Regardless of what one believes about Creation and the origin of the species, we have evolution since then. In order to even entertain the possibility of evolution as the origin of the species, one would have to understand that “random mutation” is not random, but Divinely guided. So that in addition to the filtering effects of “survival of the fittest” on the results of those mutations, G-d, by loading the genetic dice, entirely guaranteed His Will was manifest in the result.
Which raises the more general question as to whether the Believer’s lexicon even has meaning for the word “random”. Is anything truly random? How far does Providence extend — Only to those who know Him (Rambam)? Only to those who merit it? Only to humans? Or, as became mainstream thought in the Orthodox community since the idea was first introduced by the Gra and the Baal Shem Tov, that every event in history is providential? And if we do take the last stance, what does “random” mean? What does a statistician study?
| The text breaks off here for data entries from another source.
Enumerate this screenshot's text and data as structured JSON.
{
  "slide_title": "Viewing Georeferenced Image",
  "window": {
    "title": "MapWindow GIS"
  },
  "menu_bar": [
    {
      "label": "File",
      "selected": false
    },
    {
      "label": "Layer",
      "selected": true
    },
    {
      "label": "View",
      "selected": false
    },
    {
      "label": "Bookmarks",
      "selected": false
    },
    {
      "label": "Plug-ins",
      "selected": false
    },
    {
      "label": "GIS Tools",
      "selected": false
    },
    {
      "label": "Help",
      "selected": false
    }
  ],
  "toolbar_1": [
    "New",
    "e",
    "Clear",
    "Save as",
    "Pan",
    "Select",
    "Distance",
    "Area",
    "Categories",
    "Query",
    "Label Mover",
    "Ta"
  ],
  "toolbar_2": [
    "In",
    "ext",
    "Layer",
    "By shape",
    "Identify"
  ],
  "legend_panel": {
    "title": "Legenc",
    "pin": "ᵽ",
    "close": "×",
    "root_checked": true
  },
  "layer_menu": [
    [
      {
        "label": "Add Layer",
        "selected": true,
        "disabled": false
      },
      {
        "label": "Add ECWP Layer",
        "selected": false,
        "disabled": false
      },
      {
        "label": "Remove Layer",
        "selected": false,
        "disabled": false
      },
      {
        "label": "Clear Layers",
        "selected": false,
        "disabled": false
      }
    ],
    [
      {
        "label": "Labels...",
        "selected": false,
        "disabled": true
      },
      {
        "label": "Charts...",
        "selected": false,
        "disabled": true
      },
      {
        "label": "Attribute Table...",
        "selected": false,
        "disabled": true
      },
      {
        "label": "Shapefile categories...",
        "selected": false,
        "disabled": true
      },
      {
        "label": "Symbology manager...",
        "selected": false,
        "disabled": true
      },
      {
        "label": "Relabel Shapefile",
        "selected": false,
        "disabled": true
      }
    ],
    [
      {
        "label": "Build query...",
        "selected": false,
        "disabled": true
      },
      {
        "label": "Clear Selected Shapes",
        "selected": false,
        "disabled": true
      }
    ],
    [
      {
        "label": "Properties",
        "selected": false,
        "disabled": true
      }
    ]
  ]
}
Purim is an oddly named holiday. It comes from Haman’s means of selecting a date for his planned genocide. “Hipil pur hu hagoral — he cast a pur, that is a goral” (Esther 3:7). “Pur” is a Persian word meaning “lot”. Purim, the Lottery Holiday, actually represents, though, the presence of G-d’s Hand in events. The Persian conception of lots is actually the reverse of the holiday’s entire message!
More on target is the Hebrew word “goral“. When the land of Israel was divided in Yehoshua’s day between the tribes, a “goral” is used to determine Hashem’s Will. A goral is a means of opening up the options within nature, making no one outcome more miraculous than the other, to allow us to see Hashem’s choice without miracles. A kind of prophetic event.
Add to this the irony of “Purim Sameiach“. Ben Zoma says the wealthy person is one who is “sameiach bechelqo — happy with his portion”. He is someone who knows his portion is planned, a goral given by G-d, not happenstance. “Everything that happens to me is in the Hands of the One Who made me.” “This too is for the good.”
A pur was cast before Haman, but in truth the pur was a goral.